Un viaje hacia el fin de la memoria que es, en sí mismo, una revisitación, tanto de la propia historia del género a partir de finales de los años 60 -todo arrancaría en los cuerpos acribillados de Bonnie and Clyde (1967) cayendo al ralentí-, como de la propia obra fílmica de Scorsese. Porque en los 210 minutos que dura (y merece) El irlandés hay espacio para que entre todo lo que la película necesita: una película río que abarca décadas de asesinatos y luchas de poder entre el crimen organizado, desde que éste empieza a andar hasta que se queda en silla de ruedas o, lo que es lo mismo, desde la imagen acelerada, rockera y vibrante de Uno de los nuestros y El lobo de Wall Street (2013), hasta una imagen sólo soñada por Sergio Leone en Érase una vez en América (1984) –otra película que besa las cuatro horas de duración, protagonizada por Robert De Niro en sentido inverso: aquí había que envejecerle– y, quizás, acariciada por Francis Ford Coppola en El Padrino: Parte III (1990), la del rey de la mafia arrasado por la vida y en la más completa soledad.

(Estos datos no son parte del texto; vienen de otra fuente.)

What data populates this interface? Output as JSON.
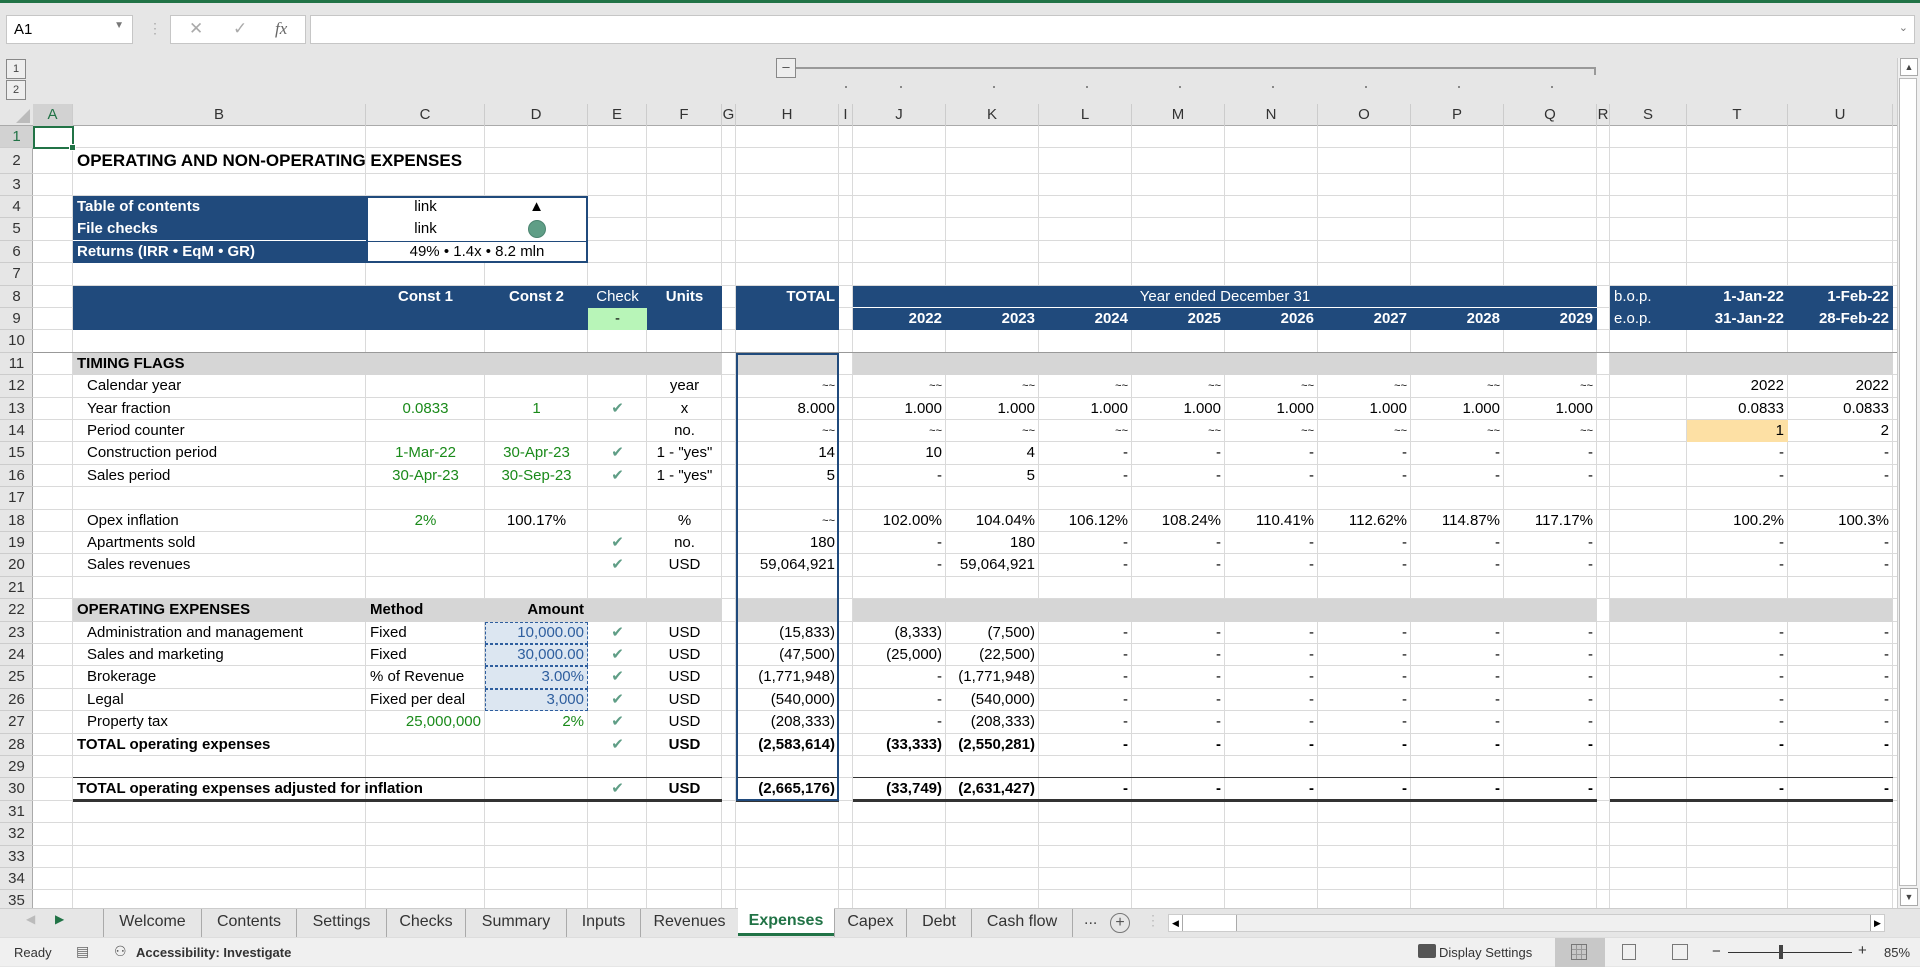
{
  "formula_bar": {
    "name_box": "A1",
    "cancel_icon": "✕",
    "enter_icon": "✓",
    "fx_label": "fx",
    "formula": ""
  },
  "outline": {
    "levels": [
      "1",
      "2"
    ],
    "collapse_label": "–"
  },
  "columns": [
    "A",
    "B",
    "C",
    "D",
    "E",
    "F",
    "G",
    "H",
    "I",
    "J",
    "K",
    "L",
    "M",
    "N",
    "O",
    "P",
    "Q",
    "R",
    "S",
    "T",
    "U"
  ],
  "rows": [
    "1",
    "2",
    "3",
    "4",
    "5",
    "6",
    "7",
    "8",
    "9",
    "10",
    "11",
    "12",
    "13",
    "14",
    "15",
    "16",
    "17",
    "18",
    "19",
    "20",
    "21",
    "22",
    "23",
    "24",
    "25",
    "26",
    "27",
    "28",
    "29",
    "30",
    "31",
    "32",
    "33",
    "34",
    "35"
  ],
  "sheet": {
    "title": "OPERATING AND NON-OPERATING EXPENSES",
    "nav": {
      "toc_label": "Table of contents",
      "toc_link": "link",
      "toc_icon": "▲",
      "checks_label": "File checks",
      "checks_link": "link",
      "returns_label": "Returns (IRR • EqM • GR)",
      "returns_value": "49% • 1.4x • 8.2 mln"
    },
    "header": {
      "const1": "Const 1",
      "const2": "Const 2",
      "check": "Check",
      "units": "Units",
      "check_value": "-",
      "total": "TOTAL",
      "year_band": "Year ended December 31",
      "years": [
        "2022",
        "2023",
        "2024",
        "2025",
        "2026",
        "2027",
        "2028",
        "2029"
      ],
      "bop": "b.o.p.",
      "eop": "e.o.p.",
      "monthly": [
        {
          "start": "1-Jan-22",
          "end": "31-Jan-22"
        },
        {
          "start": "1-Feb-22",
          "end": "28-Feb-22"
        }
      ]
    },
    "timing": {
      "section": "TIMING FLAGS",
      "rows": [
        {
          "row": 12,
          "label": "Calendar year",
          "c": "",
          "d": "",
          "check": false,
          "units": "year",
          "total": "~~",
          "years": [
            "~~",
            "~~",
            "~~",
            "~~",
            "~~",
            "~~",
            "~~",
            "~~"
          ],
          "t": "2022",
          "u": "2022"
        },
        {
          "row": 13,
          "label": "Year fraction",
          "c": "0.0833",
          "d": "1",
          "check": true,
          "units": "x",
          "total": "8.000",
          "years": [
            "1.000",
            "1.000",
            "1.000",
            "1.000",
            "1.000",
            "1.000",
            "1.000",
            "1.000"
          ],
          "t": "0.0833",
          "u": "0.0833"
        },
        {
          "row": 14,
          "label": "Period counter",
          "c": "",
          "d": "",
          "check": false,
          "units": "no.",
          "total": "~~",
          "years": [
            "~~",
            "~~",
            "~~",
            "~~",
            "~~",
            "~~",
            "~~",
            "~~"
          ],
          "t": "1",
          "u": "2"
        },
        {
          "row": 15,
          "label": "Construction period",
          "c": "1-Mar-22",
          "d": "30-Apr-23",
          "check": true,
          "units": "1 - \"yes\"",
          "total": "14",
          "years": [
            "10",
            "4",
            "-",
            "-",
            "-",
            "-",
            "-",
            "-"
          ],
          "t": "-",
          "u": "-"
        },
        {
          "row": 16,
          "label": "Sales period",
          "c": "30-Apr-23",
          "d": "30-Sep-23",
          "check": true,
          "units": "1 - \"yes\"",
          "total": "5",
          "years": [
            "-",
            "5",
            "-",
            "-",
            "-",
            "-",
            "-",
            "-"
          ],
          "t": "-",
          "u": "-"
        },
        {
          "row": 18,
          "label": "Opex inflation",
          "c": "2%",
          "d": "100.17%",
          "check": false,
          "units": "%",
          "total": "~~",
          "years": [
            "102.00%",
            "104.04%",
            "106.12%",
            "108.24%",
            "110.41%",
            "112.62%",
            "114.87%",
            "117.17%"
          ],
          "t": "100.2%",
          "u": "100.3%"
        },
        {
          "row": 19,
          "label": "Apartments sold",
          "c": "",
          "d": "",
          "check": true,
          "units": "no.",
          "total": "180",
          "years": [
            "-",
            "180",
            "-",
            "-",
            "-",
            "-",
            "-",
            "-"
          ],
          "t": "-",
          "u": "-"
        },
        {
          "row": 20,
          "label": "Sales revenues",
          "c": "",
          "d": "",
          "check": true,
          "units": "USD",
          "total": "59,064,921",
          "years": [
            "-",
            "59,064,921",
            "-",
            "-",
            "-",
            "-",
            "-",
            "-"
          ],
          "t": "-",
          "u": "-"
        }
      ]
    },
    "opex": {
      "section": "OPERATING EXPENSES",
      "method_header": "Method",
      "amount_header": "Amount",
      "rows": [
        {
          "row": 23,
          "label": "Administration and management",
          "c": "Fixed",
          "d": "10,000.00",
          "check": true,
          "units": "USD",
          "total": "(15,833)",
          "years": [
            "(8,333)",
            "(7,500)",
            "-",
            "-",
            "-",
            "-",
            "-",
            "-"
          ],
          "t": "-",
          "u": "-"
        },
        {
          "row": 24,
          "label": "Sales and marketing",
          "c": "Fixed",
          "d": "30,000.00",
          "check": true,
          "units": "USD",
          "total": "(47,500)",
          "years": [
            "(25,000)",
            "(22,500)",
            "-",
            "-",
            "-",
            "-",
            "-",
            "-"
          ],
          "t": "-",
          "u": "-"
        },
        {
          "row": 25,
          "label": "Brokerage",
          "c": "% of Revenue",
          "d": "3.00%",
          "check": true,
          "units": "USD",
          "total": "(1,771,948)",
          "years": [
            "-",
            "(1,771,948)",
            "-",
            "-",
            "-",
            "-",
            "-",
            "-"
          ],
          "t": "-",
          "u": "-"
        },
        {
          "row": 26,
          "label": "Legal",
          "c": "Fixed per deal",
          "d": "3,000",
          "check": true,
          "units": "USD",
          "total": "(540,000)",
          "years": [
            "-",
            "(540,000)",
            "-",
            "-",
            "-",
            "-",
            "-",
            "-"
          ],
          "t": "-",
          "u": "-"
        },
        {
          "row": 27,
          "label": "Property tax",
          "c": "25,000,000",
          "d": "2%",
          "check": true,
          "units": "USD",
          "total": "(208,333)",
          "years": [
            "-",
            "(208,333)",
            "-",
            "-",
            "-",
            "-",
            "-",
            "-"
          ],
          "t": "-",
          "u": "-"
        }
      ],
      "total": {
        "row": 28,
        "label": "TOTAL operating expenses",
        "check": true,
        "units": "USD",
        "total": "(2,583,614)",
        "years": [
          "(33,333)",
          "(2,550,281)",
          "-",
          "-",
          "-",
          "-",
          "-",
          "-"
        ],
        "t": "-",
        "u": "-"
      },
      "adjusted": {
        "row": 30,
        "label": "TOTAL operating expenses adjusted for inflation",
        "check": true,
        "units": "USD",
        "total": "(2,665,176)",
        "years": [
          "(33,749)",
          "(2,631,427)",
          "-",
          "-",
          "-",
          "-",
          "-",
          "-"
        ],
        "t": "-",
        "u": "-"
      }
    },
    "check_glyph": "✔"
  },
  "tabs": {
    "items": [
      "Welcome",
      "Contents",
      "Settings",
      "Checks",
      "Summary",
      "Inputs",
      "Revenues",
      "Expenses",
      "Capex",
      "Debt",
      "Cash flow"
    ],
    "active": "Expenses",
    "more": "...",
    "add": "+"
  },
  "status": {
    "ready": "Ready",
    "accessibility": "Accessibility: Investigate",
    "display_settings": "Display Settings",
    "zoom_minus": "−",
    "zoom_plus": "+",
    "zoom": "85%"
  },
  "colors": {
    "header_blue": "#204a7c",
    "accent_green": "#217346",
    "check_green": "#5f9e86",
    "input_green": "#1a8a1a",
    "highlight_orange": "#fde0a4",
    "check_cell": "#b8f5b8"
  }
}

Es increíble que El irlandés sepa encontrar espacios para la comedia entre sus tiroteos y conspiraciones

El irlandés es por todo ello la película de gangsters más equilibrada de Scorsese. Aquella en que los ritmos se conjugan, la estilización narrativa se vuelve más depurada y la que mejor armoniza la tragedia con el humor. Al fin y al cabo, estamos en territorio fordiano, no sólo porque la leyenda vaya a jugarle una mala pasada al protagonista o porque éste deba ejecutar una acción que va en contra de sus sentimientos (que no de sus principios), sino porque sabe encauzar una lírica a través de la amistad entre sus personajes protagonistas que certifican algo que, en el fondo, sabíamos desde hace años: que Martin Scorsese es un maestro absoluto en esto de hacer películas. Que El irlandés, además, sepa encontrar espacios para la comedia entre sus tiroteos y conspiraciones es algo increíble –ojo a la secuencia en la que se discute por los tiempos apropiados para retrasarse en una reunión entre Hoffa y Anthony Provenzano (Stephen Graham)–, oxigenando un relato que se va volviendo sombrío por momentos, donde la propia huella de Scorsese, tan reconocible, empieza a virar hacia otros derroteros más propios de las hang-out movies de Howard Hawks o al Sam Peckinpah más clásico (y, de nuevo, crepuscular), el de Duelo en la alta sierra (1962) –es una casualidad magnífica que sea del mismo año que Liberty Valance– y Pat Garrett y Billy El Niño (1973).

En las tres etapas vitales del gangster que cubre El irlandés existen también tres tiempos distintos de abarcar forma y fondo. Si la primera hora y media –génesis– guarda intacta su querencia por el trompo narrativo y el flow desenfrenado, en su segunda mitad –clímax– ésta empieza a despojarse de cualquier otro elemento que no sirva, únicamente, para encuadrar diálogos a dos entre sus protagonistas: Sheeran-Hoffa o Sheeran-Russell Bufalino (Joe Pesci). La música, prácticamente, desaparece. La acción se vuelve estrictamente pausada, cediendo el espacio a las palabras, a los gestos, a las miradas. Porque arte no es sólo una panorámica siguiendo a un pistolero a punto de disparar en la cabeza a un rival, a veces el arte sólo es ver a Joe Pesci mirándote a la cara y diciendo “Esto es lo que hay” –anécdota: dicen que Scorsese llamó hasta 50 veces a Pesci para que volviera de su retiro; sea o no verdad, imprimamos nosotros también la leyenda–. Para el tercer y sublime acto de El irlandés –crepúsculo– ya no queda nada, sólo la memoria que se borra en una historia que ya nadie va a recordar, el temblor en las manos de Joe Pesci, el miedo de Frank Sheeran a que cierren la puerta de la habitación. Es el adiós definitivo de Scorsese a un género al que, como Ford en Liberty Valance, ha dado carpetazo porque si alguien tenía que hacerlo, éste debía de ser él.